Renee LaLone and her mom cruised the neighborhood slowly Tuesday morning, casting eyes side-to-side.
They spied a white rocking chair and plucked it. It was in a curbside pile fronting a home off Paradise Road.
Renee wedged the rocker into the back of her car, and the two shoved off for the next stop — yet to be discovered.
Welcome to the Swampscott world of trash-to-treasure recycling.
Chairs and desks, and couches and cabinets that once sat inside homes now stand outside them in the wake of last week’s flash flooding in town.
There’s plenty of competition for the stuff.
The mother-daughter-duo didn’t know it but they beat the competition to the rocking chair.
A woman in a new looking mini-van who had just salvaged furniture from a Paradise Road pile, turned back — a bit dejectedly, it appeared — from the rocking chair pile after she saw she got beat to the heap.

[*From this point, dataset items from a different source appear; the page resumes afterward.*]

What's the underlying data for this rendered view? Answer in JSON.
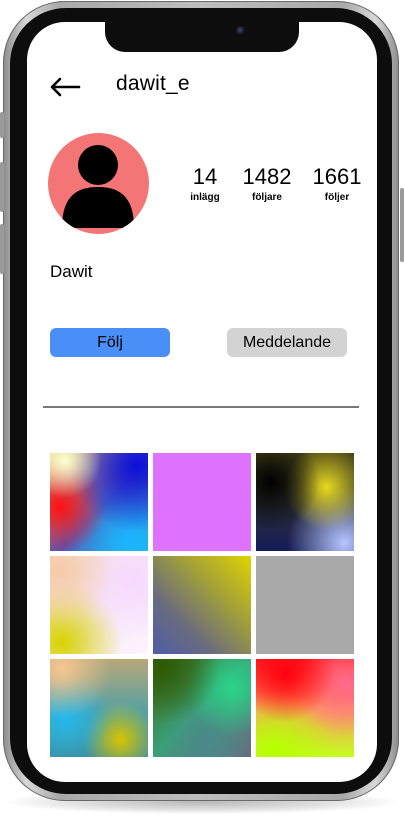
{
  "profile": {
    "username": "dawit_e",
    "display_name": "Dawit",
    "avatar_color": "#f47575",
    "stats": [
      {
        "value": "14",
        "label": "inlägg"
      },
      {
        "value": "1482",
        "label": "följare"
      },
      {
        "value": "1661",
        "label": "följer"
      }
    ]
  },
  "actions": {
    "follow_label": "Följ",
    "follow_color": "#4a8ff7",
    "message_label": "Meddelande",
    "message_color": "#d3d3d3"
  },
  "icons": {
    "back": "arrow-left-icon",
    "avatar": "person-silhouette-icon"
  },
  "posts": [
    {
      "background": "radial-gradient(circle at 15% 8%, #ffffd0 0%, rgba(255,255,208,0) 30%), radial-gradient(circle at 88% 12%, #0a10d8 0%, rgba(10,16,216,0) 55%), radial-gradient(circle at 10% 55%, #ff1010 0%, rgba(255,16,16,0) 45%), radial-gradient(circle at 80% 92%, #19b6ff 0%, rgba(25,182,255,0) 55%), linear-gradient(135deg, #e8c070 0%, #5a4fb0 55%, #22b8e8 100%)"
    },
    {
      "background": "#df72ff"
    },
    {
      "background": "radial-gradient(circle at 15% 30%, #000000 0%, rgba(0,0,0,0) 45%), radial-gradient(circle at 72% 35%, #e8da1e 0%, rgba(232,218,30,0) 45%), radial-gradient(circle at 90% 92%, #b6c6ff 0%, rgba(182,198,255,0) 45%), linear-gradient(180deg, #4a4414 0%, #141b58 100%)"
    },
    {
      "background": "radial-gradient(circle at 10% 15%, #f7c9a8 0%, rgba(247,201,168,0) 45%), radial-gradient(circle at 85% 25%, #f7d8ff 0%, rgba(247,216,255,0) 55%), radial-gradient(circle at 12% 88%, #d8d200 0%, rgba(216,210,0,0) 50%), linear-gradient(135deg, #f0e0c8 0%, #f6e8f4 50%, #fdf4ff 100%)"
    },
    {
      "background": "linear-gradient(45deg, #4e5ea8 0%, #6a6a80 30%, #9b9a40 60%, #e0d400 100%)"
    },
    {
      "background": "#a9a9a9"
    },
    {
      "background": "radial-gradient(circle at 12% 10%, #f7c690 0%, rgba(247,198,144,0) 40%), radial-gradient(circle at 15% 60%, #22b8ee 0%, rgba(34,184,238,0) 45%), radial-gradient(circle at 72% 82%, #d8c400 0%, rgba(216,196,0,0) 35%), linear-gradient(180deg, #b8a878 0%, #4aa0a8 60%, #3a90a0 100%)"
    },
    {
      "background": "radial-gradient(circle at 10% 8%, #2e5a06 0%, rgba(46,90,6,0) 45%), radial-gradient(circle at 82% 30%, #2ad488 0%, rgba(42,212,136,0) 45%), radial-gradient(circle at 55% 85%, #4a8a8a 0%, rgba(74,138,138,0) 45%), linear-gradient(135deg, #3c6a14 0%, #3aa07a 50%, #6a6a80 100%)"
    },
    {
      "background": "radial-gradient(circle at 30% 15%, #ff0010 0%, rgba(255,0,16,0) 45%), radial-gradient(circle at 92% 25%, #ff6a8c 0%, rgba(255,106,140,0) 45%), radial-gradient(circle at 20% 95%, #b6ff00 0%, rgba(182,255,0,0) 50%), linear-gradient(180deg, #ff2020 0%, #ff9a60 50%, #c4ff20 100%)"
    }
  ]
}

Treasure hunters, restorers, eBay traders and the like are combing roadside piles in town.
LaLone does not resell any recovered items.
She restores and re-uses them at home in the Diamond District in Lynn.
At 11 am, a few blocks away at the corner of Burrill and Paradise, Swampscott resident Francis Nuamah pulled two big and interesting looking suitcases from a dozen such cases just off the curb.
He placed them on a dolly and carted them to the back of his house.
The suitcases got soaked last week in waist-deep water that rushed into his basement.
He was tossing the suitcases just like he had tossed an earlier load of flood-soaked items.
But a passerby had seen him tossing the curious looking suitcases and asked him to please put them to the side so she could come back later in the day and pick them up.
Francis said sure.
“I don’t know what she wants them for, but if she wants them she can have them,” he said.
It’s not just furniture that residents are tossing.
There are bags of clothes and scrap wood, toys and tricycles. Last week a lady on Bates Road tossed a genuine fur coat that got flood soaked.
LaLone and her mom are only after furniture they can reuse.
The Indiana and Michigan transplants are good with their hands.
The mom taught herself how to restore and refinish furniture.
Then she taught her daughter how to do it.
“I think we are very frugal people,” Renee said.
A few weeks ago in Swampscott she pulled an antique ladder chair from the curb. This was pre-flood.
Still, she stripped and finished the wood and redid the rush seating,
Now it’s a beautiful rich brown chair that someone can sit on.